< Psalmen 32 >
1 Een onderwijzing van David. Welgelukzalig is hij, wiens overtreding vergeven, wiens zonde bedekt is.
Maschil di Davide BEATO colui la cui trasgressione è rimessa, E il cui peccato è coperto!
2 Welgelukzalig is de mens, dien de HEERE de ongerechtigheid niet toerekent, en in wiens geest geen bedrog is.
Beato l'uomo a cui il Signore non imputa iniquità, E nel cui spirito non [vi è] frode alcuna!
3 Toen ik zweeg, werden mijn beenderen verouderd, in mijn brullen den gansen dag.
Mentre io mi son taciuto, le mie ossa si sono invecchiate, Nel mio ruggire di tutto dì.
4 Want Uw hand was dag en nacht zwaar op mij; mijn sap werd veranderd in zomerdroogten. (Sela)
Perciocchè giorno e notte la tua mano era aggravata sopra me, L'umor mio era divenuto simile ad arsure di state. (Sela)
5 Mijn zonde maakte ik U bekend, en mijn ongerechtigheid bedekte ik niet.
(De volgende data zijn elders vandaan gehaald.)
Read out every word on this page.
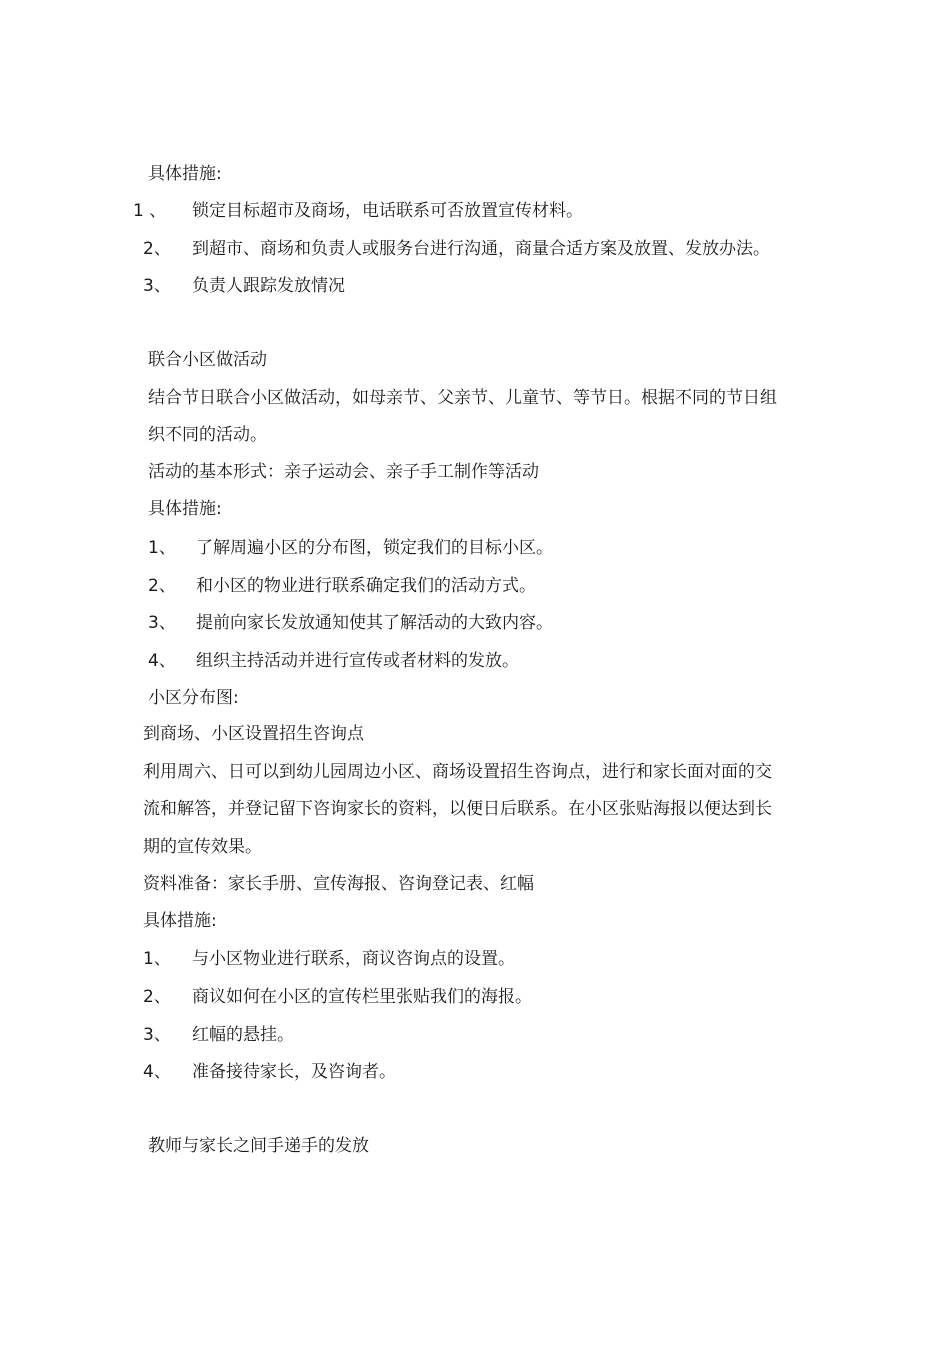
具体措施:
1 、 锁定目标超市及商场，电话联系可否放置宣传材料。
2、 到超市、商场和负责人或服务台进行沟通，商量合适方案及放置、发放办法。
3、 负责人跟踪发放情况
联合小区做活动
结合节日联合小区做活动，如母亲节、父亲节、儿童节、等节日。根据不同的节日组
织不同的活动。
活动的基本形式：亲子运动会、亲子手工制作等活动
具体措施:
1、 了解周遍小区的分布图，锁定我们的目标小区。
2、 和小区的物业进行联系确定我们的活动方式。
3、 提前向家长发放通知使其了解活动的大致内容。
4、 组织主持活动并进行宣传或者材料的发放。
小区分布图:
到商场、小区设置招生咨询点
利用周六、日可以到幼儿园周边小区、商场设置招生咨询点，进行和家长面对面的交
流和解答，并登记留下咨询家长的资料，以便日后联系。在小区张贴海报以便达到长
期的宣传效果。
资料准备：家长手册、宣传海报、咨询登记表、红幅
具体措施:
1、 与小区物业进行联系，商议咨询点的设置。
2、 商议如何在小区的宣传栏里张贴我们的海报。
3、 红幅的悬挂。
4、 准备接待家长，及咨询者。
教师与家长之间手递手的发放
Ik zeide: Ik zal belijdenis van mijn overtredingen doen voor den HEERE; en Gij vergaaft de ongerechtigheid mijner zonde. (Sela)
Io ti ho dichiarato il mio peccato, non ho coperta la mia iniquità, Io ho detto: Io confesserò le mie trasgressioni al Signore; E tu hai rimessa l'iniquità del mio peccato. (Sela)
6 Hierom zal U ieder heilige aanbidden in vindenstijd; ja, in een overloop van grote wateren zullen zij hem niet aanraken.
Perciò ogni [uomo] pio ti farà orazione Nel tempo che [tu] puoi esser trovato; Nel [tempo] di diluvio di grandi acque, esse non pur perverranno a lui.
7 Gij zijt mij een Verberging; Gij behoedt mij voor benauwdheid; Gij omringt mij met vrolijke gezangen van bevrijding. (Sela)
Tu [sei] il mio ricetto, tu mi guarderai di distretta, Tu mi circonderai di canti di liberazione. (Sela)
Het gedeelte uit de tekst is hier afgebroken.